I hope this letter find you in good health. I'm sorry for not writing to you for such a long time. I'm afraid I haven't been the same since Patrick's death. Knowing what a kind soul you are and how you have always been the best sister to me, I'm sure you'll understand. I pray to God in each of my prayers that this letter will find you or end up in the Irish Sea rather than fall in the wrong hands. I am shuddering as I scribble this letter.

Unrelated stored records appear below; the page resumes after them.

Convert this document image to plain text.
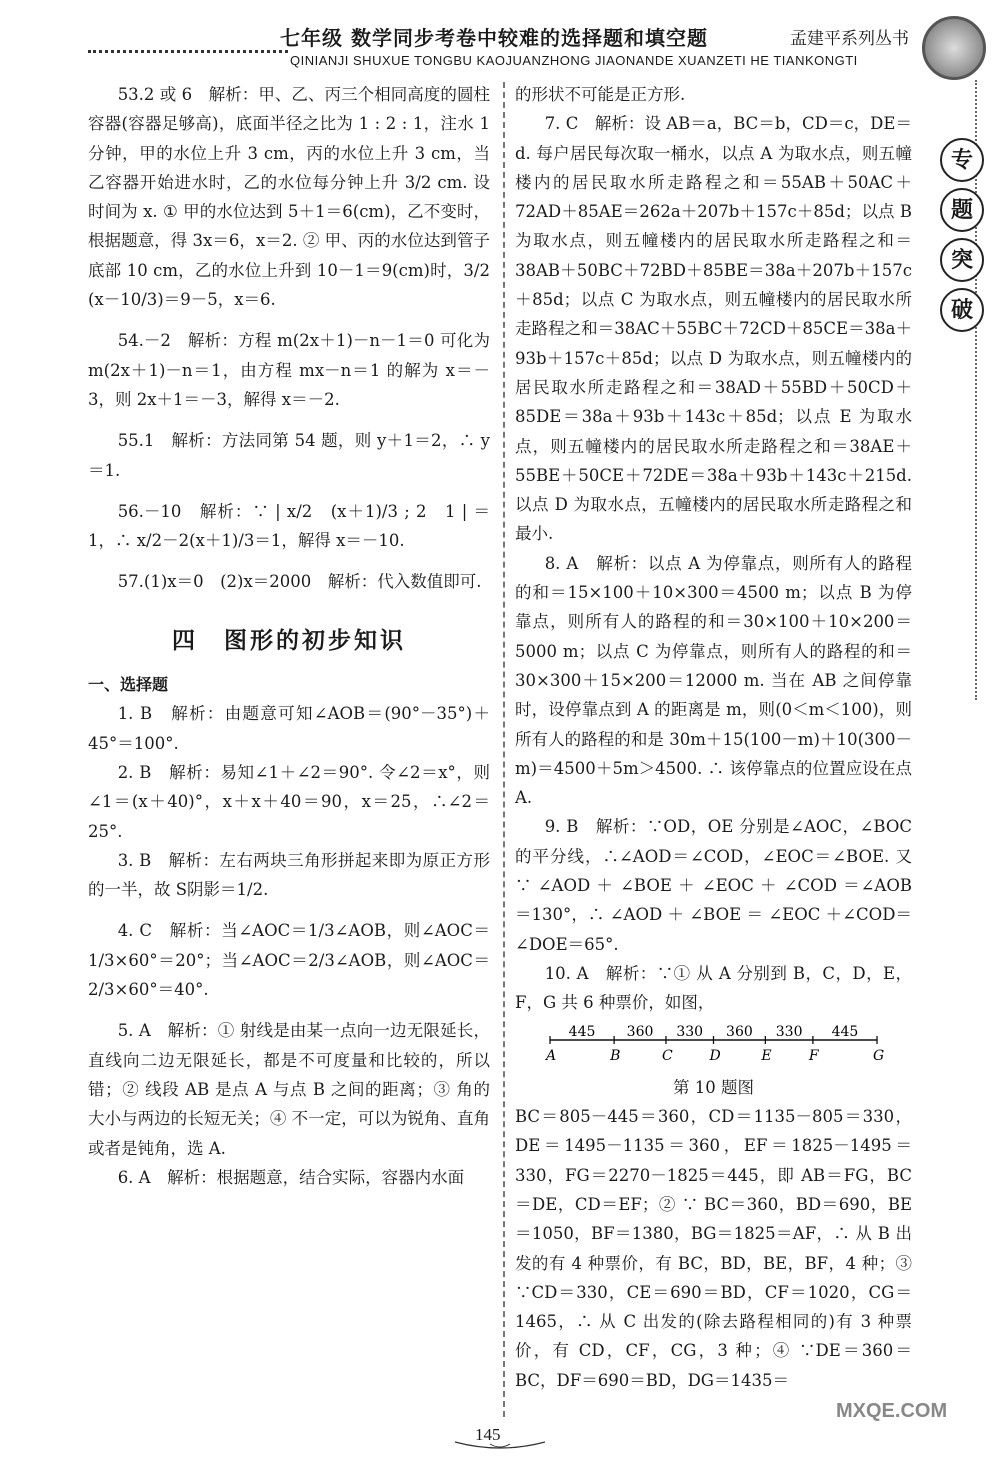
七年级 数学同步考卷中较难的选择题和填空题	孟建平系列丛书
QINIANJI SHUXUE TONGBU KAOJUANZHONG JIAONANDE XUANZETI HE TIANKONGTI
专
题
突
破

53.2 或 6　解析：甲、乙、丙三个相同高度的圆柱容器(容器足够高)，底面半径之比为 1 : 2 : 1，注水 1 分钟，甲的水位上升 3 cm，丙的水位上升 3 cm，当乙容器开始进水时，乙的水位每分钟上升 3/2 cm. 设时间为 x. ① 甲的水位达到 5＋1＝6(cm)，乙不变时，根据题意，得 3x＝6，x＝2. ② 甲、丙的水位达到管子底部 10 cm，乙的水位上升到 10－1＝9(cm)时，3/2 (x－10/3)＝9－5，x＝6.

54.－2　解析：方程 m(2x＋1)－n－1＝0 可化为 m(2x＋1)－n＝1，由方程 mx－n＝1 的解为 x＝－3，则 2x＋1＝－3，解得 x＝－2.

55.1　解析：方法同第 54 题，则 y＋1＝2，∴ y＝1.

56.－10　解析：∵ | x/2　(x＋1)/3 ; 2　1 | ＝1，∴ x/2－2(x＋1)/3＝1，解得 x＝－10.

57.(1)x＝0　(2)x＝2000　解析：代入数值即可.

四　图形的初步知识
一、选择题

1. B　解析：由题意可知∠AOB＝(90°－35°)＋45°＝100°.

2. B　解析：易知∠1＋∠2＝90°. 令∠2＝x°，则∠1＝(x＋40)°，x＋x＋40＝90，x＝25，∴∠2＝25°.

3. B　解析：左右两块三角形拼起来即为原正方形的一半，故 S阴影＝1/2.

4. C　解析：当∠AOC＝1/3∠AOB，则∠AOC＝1/3×60°＝20°；当∠AOC＝2/3∠AOB，则∠AOC＝2/3×60°＝40°.

5. A　解析：① 射线是由某一点向一边无限延长，直线向二边无限延长，都是不可度量和比较的，所以错；② 线段 AB 是点 A 与点 B 之间的距离；③ 角的大小与两边的长短无关；④ 不一定，可以为锐角、直角或者是钝角，选 A.

6. A　解析：根据题意，结合实际，容器内水面

的形状不可能是正方形.

7. C　解析：设 AB＝a，BC＝b，CD＝c，DE＝d. 每户居民每次取一桶水，以点 A 为取水点，则五幢楼内的居民取水所走路程之和＝55AB＋50AC＋72AD＋85AE＝262a＋207b＋157c＋85d；以点 B 为取水点，则五幢楼内的居民取水所走路程之和＝38AB＋50BC＋72BD＋85BE＝38a＋207b＋157c＋85d；以点 C 为取水点，则五幢楼内的居民取水所走路程之和＝38AC＋55BC＋72CD＋85CE＝38a＋93b＋157c＋85d；以点 D 为取水点，则五幢楼内的居民取水所走路程之和＝38AD＋55BD＋50CD＋85DE＝38a＋93b＋143c＋85d；以点 E 为取水点，则五幢楼内的居民取水所走路程之和＝38AE＋55BE＋50CE＋72DE＝38a＋93b＋143c＋215d. 以点 D 为取水点，五幢楼内的居民取水所走路程之和最小.

8. A　解析：以点 A 为停靠点，则所有人的路程的和＝15×100＋10×300＝4500 m；以点 B 为停靠点，则所有人的路程的和＝30×100＋10×200＝5000 m；以点 C 为停靠点，则所有人的路程的和＝30×300＋15×200＝12000 m. 当在 AB 之间停靠时，设停靠点到 A 的距离是 m，则(0＜m＜100)，则所有人的路程的和是 30m＋15(100－m)＋10(300－m)＝4500＋5m＞4500. ∴ 该停靠点的位置应设在点 A.

9. B　解析：∵OD，OE 分别是∠AOC，∠BOC 的平分线，∴∠AOD＝∠COD，∠EOC＝∠BOE. 又∵ ∠AOD ＋ ∠BOE ＋ ∠EOC ＋ ∠COD ＝∠AOB＝130°，∴ ∠AOD ＋ ∠BOE ＝ ∠EOC ＋∠COD＝∠DOE＝65°.

10. A　解析：∵① 从 A 分别到 B，C，D，E，F，G 共 6 种票价，如图，

A	B	C	D	E	F	G
445 360 330 360 330 445
第 10 题图

BC＝805－445＝360，CD＝1135－805＝330，DE＝1495－1135＝360，EF＝1825－1495＝330，FG＝2270－1825＝445，即 AB＝FG，BC＝DE，CD＝EF；② ∵ BC＝360，BD＝690，BE＝1050，BF＝1380，BG＝1825＝AF，∴ 从 B 出发的有 4 种票价，有 BC，BD，BE，BF，4 种；③ ∵CD＝330，CE＝690＝BD，CF＝1020，CG＝1465，∴ 从 C 出发的(除去路程相同的)有 3 种票价，有 CD，CF，CG，3 种；④ ∵DE＝360＝BC，DF＝690＝BD，DG＝1435＝

145
MXQE.COM
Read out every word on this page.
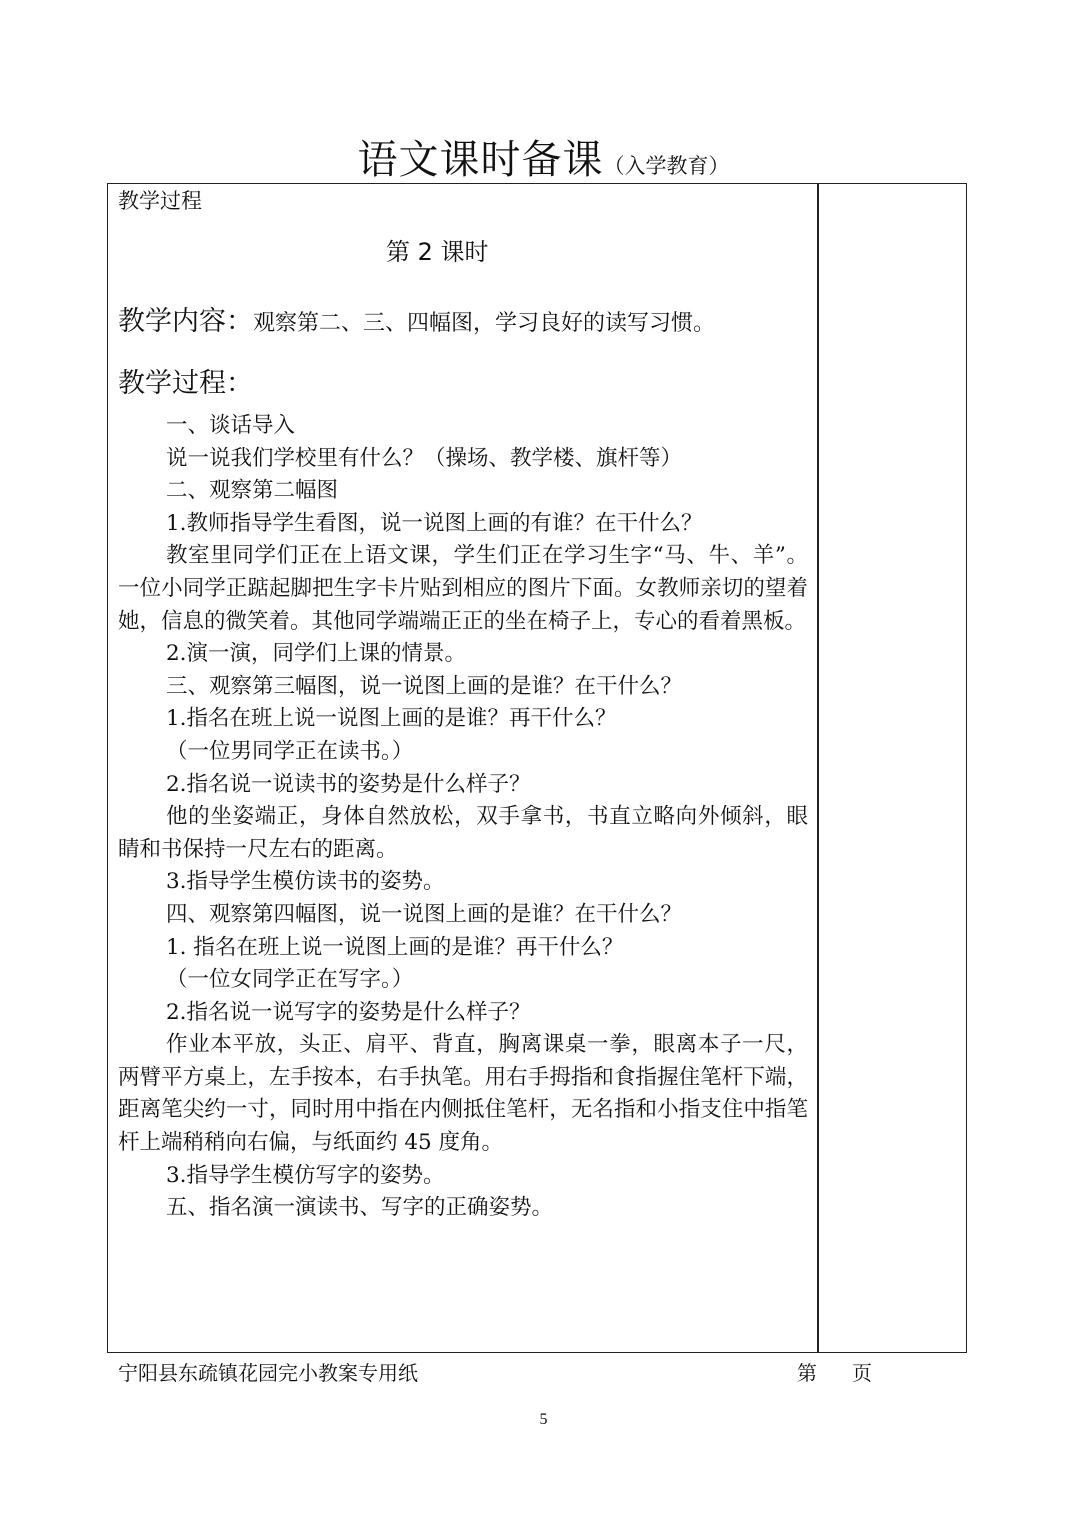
语文课时备课（入学教育）

教学过程

第 2 课时

教学内容：观察第二、三、四幅图，学习良好的读写习惯。
教学过程：

一、谈话导入

说一说我们学校里有什么？（操场、教学楼、旗杆等）

二、观察第二幅图

1.教师指导学生看图，说一说图上画的有谁？在干什么？

教室里同学们正在上语文课，学生们正在学习生字“马、牛、羊”。一位小同学正踮起脚把生字卡片贴到相应的图片下面。女教师亲切的望着她，信息的微笑着。其他同学端端正正的坐在椅子上，专心的看着黑板。

2.演一演，同学们上课的情景。

三、观察第三幅图，说一说图上画的是谁？在干什么？

1.指名在班上说一说图上画的是谁？再干什么？

（一位男同学正在读书。）

2.指名说一说读书的姿势是什么样子？

他的坐姿端正，身体自然放松，双手拿书，书直立略向外倾斜，眼睛和书保持一尺左右的距离。

3.指导学生模仿读书的姿势。

四、观察第四幅图，说一说图上画的是谁？在干什么？

1. 指名在班上说一说图上画的是谁？再干什么？

（一位女同学正在写字。）

2.指名说一说写字的姿势是什么样子？

作业本平放，头正、肩平、背直，胸离课桌一拳，眼离本子一尺，两臂平方桌上，左手按本，右手执笔。用右手拇指和食指握住笔杆下端，距离笔尖约一寸，同时用中指在内侧抵住笔杆，无名指和小指支住中指笔杆上端稍稍向右偏，与纸面约 45 度角。

3.指导学生模仿写字的姿势。

五、指名演一演读书、写字的正确姿势。

宁阳县东疏镇花园完小教案专用纸	第 页
5
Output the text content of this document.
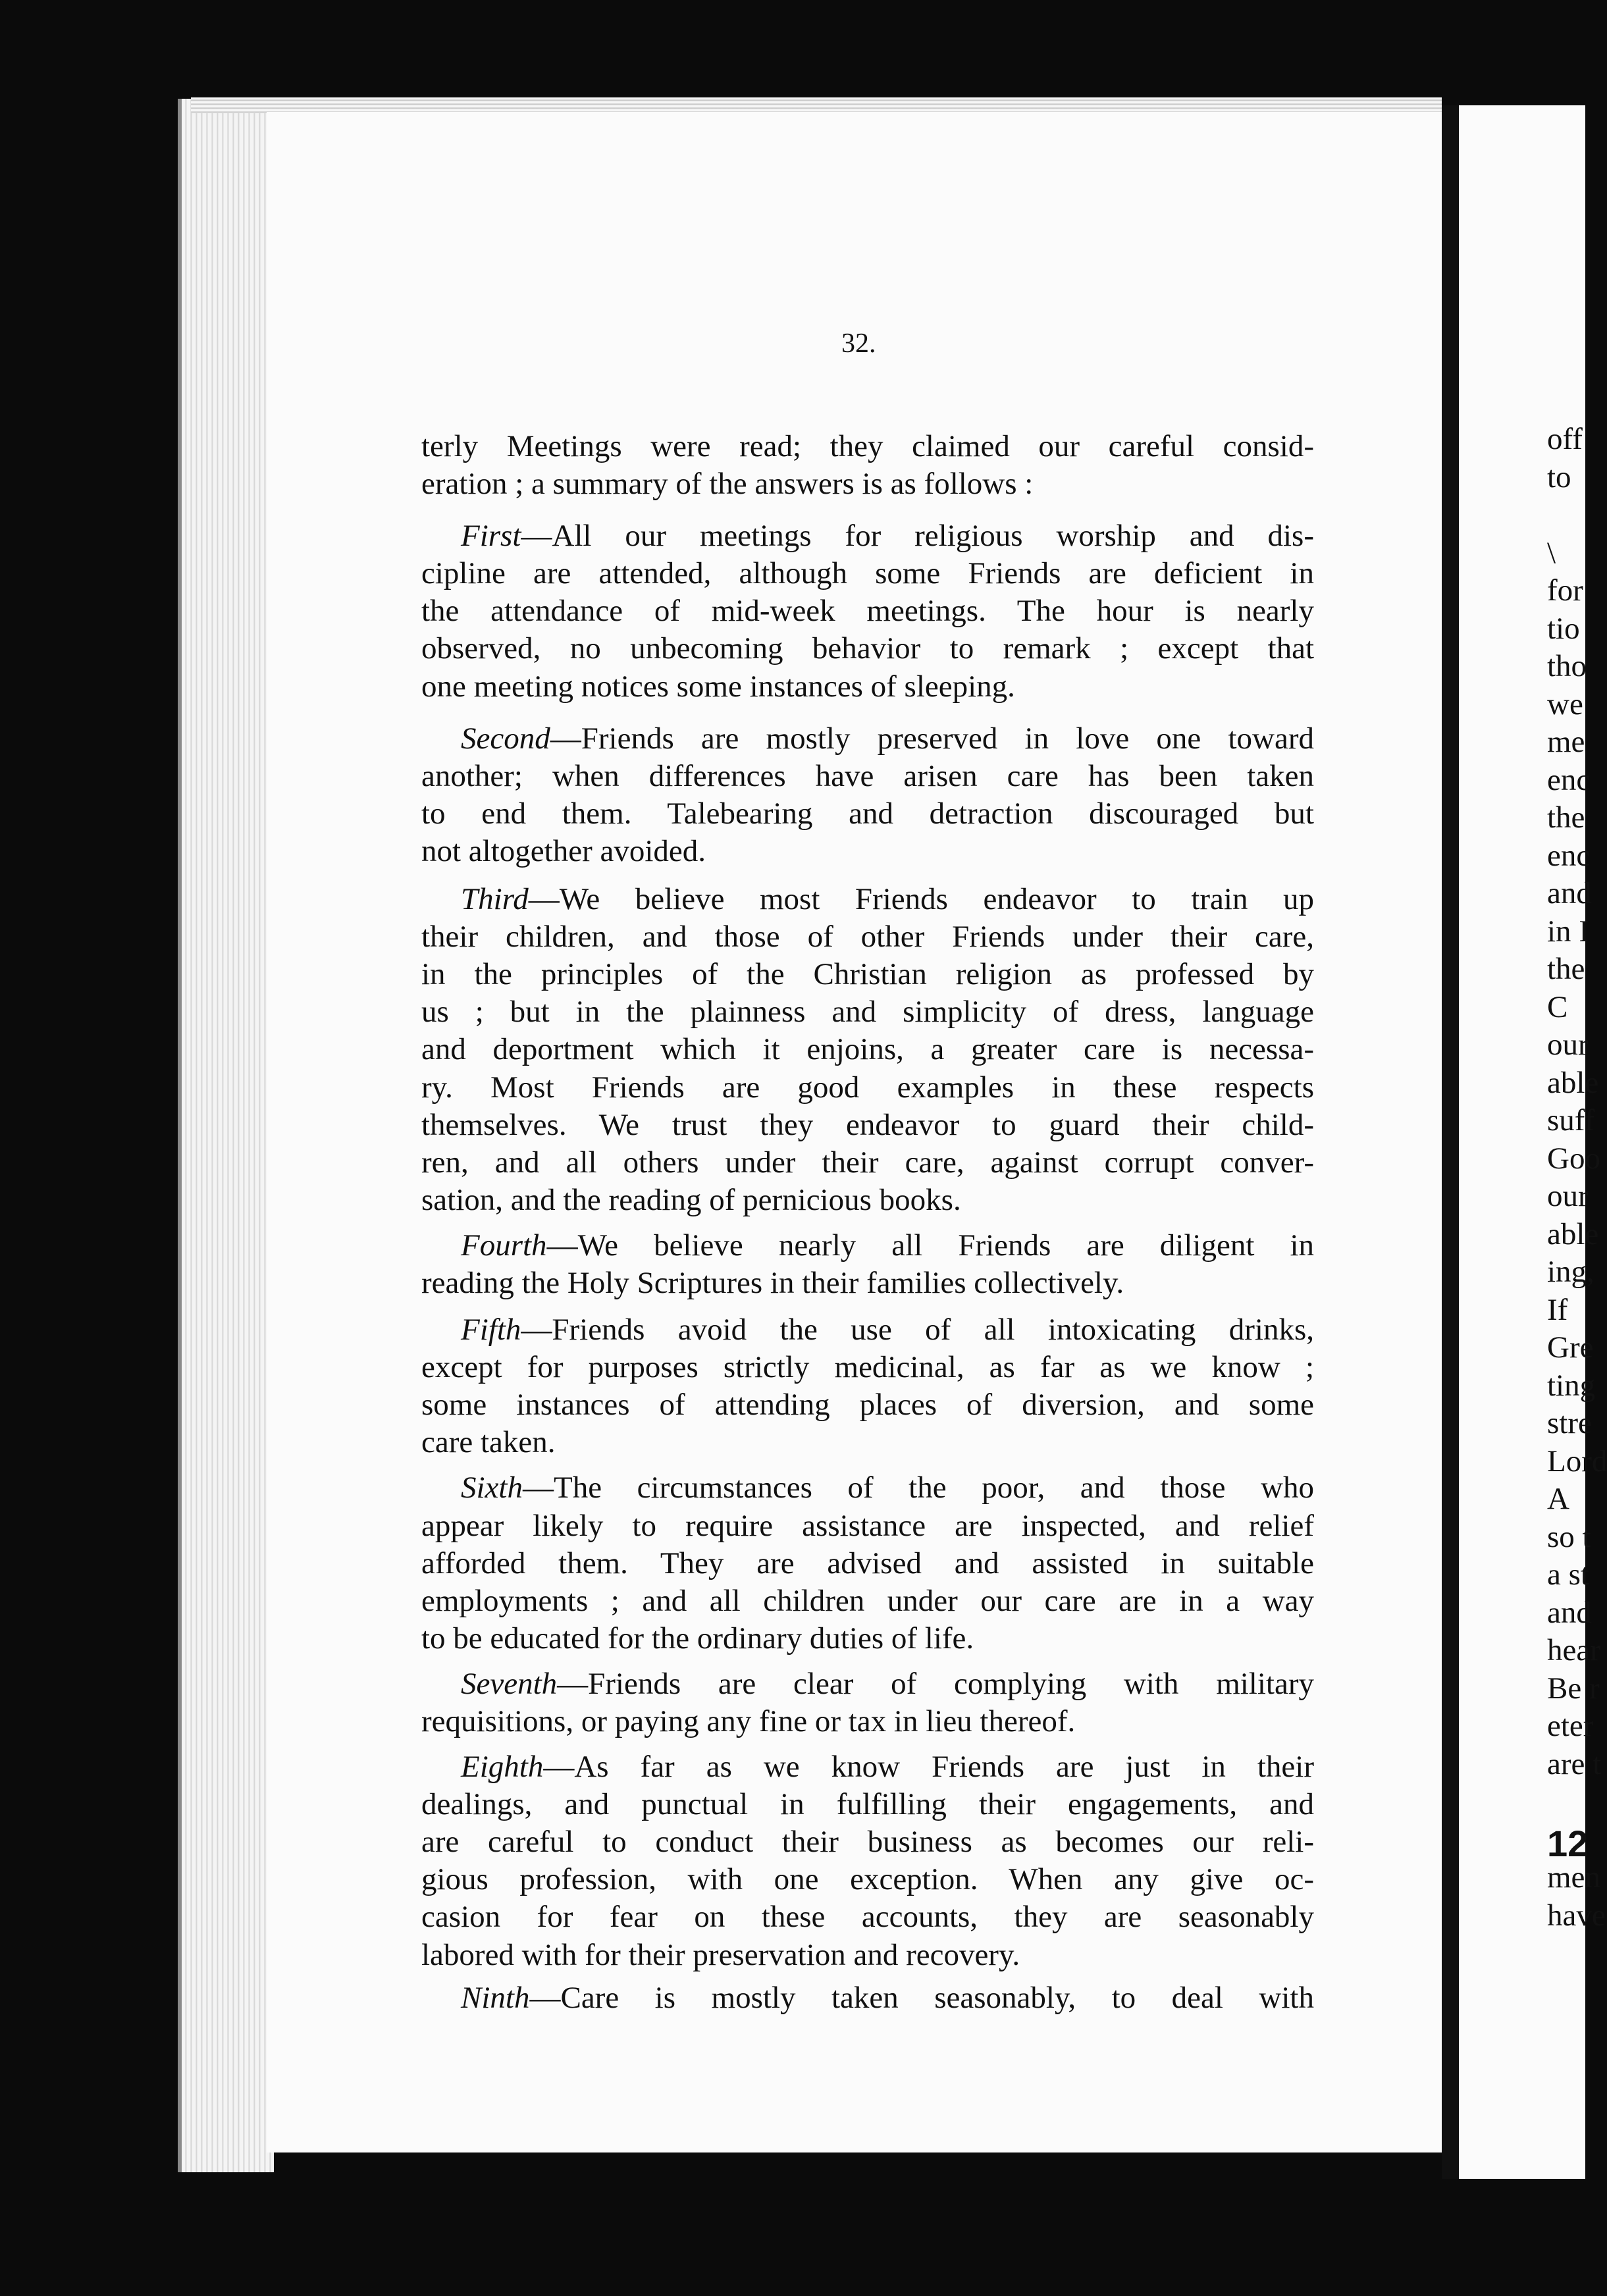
32.

terly Meetings were read; they claimed our careful consid-
eration ; a summary of the answers is as follows :
First—All our meetings for religious worship and dis-
cipline are attended, although some Friends are deficient in
the attendance of mid-week meetings. The hour is nearly
observed, no unbecoming behavior to remark ; except that
one meeting notices some instances of sleeping.
Second—Friends are mostly preserved in love one toward
another; when differences have arisen care has been taken
to end them. Talebearing and detraction discouraged but
not altogether avoided.
Third—We believe most Friends endeavor to train up
their children, and those of other Friends under their care,
in the principles of the Christian religion as professed by
us ; but in the plainness and simplicity of dress, language
and deportment which it enjoins, a greater care is necessa-
ry. Most Friends are good examples in these respects
themselves. We trust they endeavor to guard their child-
ren, and all others under their care, against corrupt conver-
sation, and the reading of pernicious books.
Fourth—We believe nearly all Friends are diligent in
reading the Holy Scriptures in their families collectively.
Fifth—Friends avoid the use of all intoxicating drinks,
except for purposes strictly medicinal, as far as we know ;
some instances of attending places of diversion, and some
care taken.
Sixth—The circumstances of the poor, and those who
appear likely to require assistance are inspected, and relief
afforded them. They are advised and assisted in suitable
employments ; and all children under our care are in a way
to be educated for the ordinary duties of life.
Seventh—Friends are clear of complying with military
requisitions, or paying any fine or tax in lieu thereof.
Eighth—As far as we know Friends are just in their
dealings, and punctual in fulfilling their engagements, and
are careful to conduct their business as becomes our reli-
gious profession, with one exception. When any give oc-
casion for fear on these accounts, they are seasonably
labored with for their preservation and recovery.
Ninth—Care is mostly taken seasonably, to deal with
off
to
\
for
tio
tho
we
me
enc
the
enc
and
in I
the
C
our
able
suff
Goo
our
able
ing,
If
Gre
ting
stre
Lord
A
so t
a st
and
hear
Be r
eter
are t
12
men
have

Regarding Patrick's death, the reason why they have not found Patrick's murderer yet is because I am the one who killed him. I know it's very shocking, but I hope you will read this letter till the end. I am about to tell you something I have not told a single living soul, so promise me that this is between God, you and I. On that unfortunate day, as usual, I was waiting for Patrick to come back home from work. He came back on time, punctual as always and sat on his favorite chair in his entire cool somber mood.
Molly, you should have seen him. He was a man in his zenith years, emitting his manly glow that illuminates my mundane boring life as a housewife. I love him by the way he sits coolly in his favorite couch, I love his pensive quiet eyes, I love the way he walks in slowly with long strides. I love everything about him. I'm sorry, I seem to have gotten carried away, but I need to let you know that despite what I did, I still loved him. .
When he came back from work that day, I was about to prepare supper when he told me he had something important to say. I can't bear to write the exact words he said, because the very memory of it brings me to tears. The gist of it was that he was leaving me and would make sure that I would be taken care of. The world was in a daze. Without thinking, I walked across the room and at that time I couldn't even feel my feet touching the floor. I was on auto-pilot mode. In the next split of a second, I saw him sprawled on the floor facing downwards.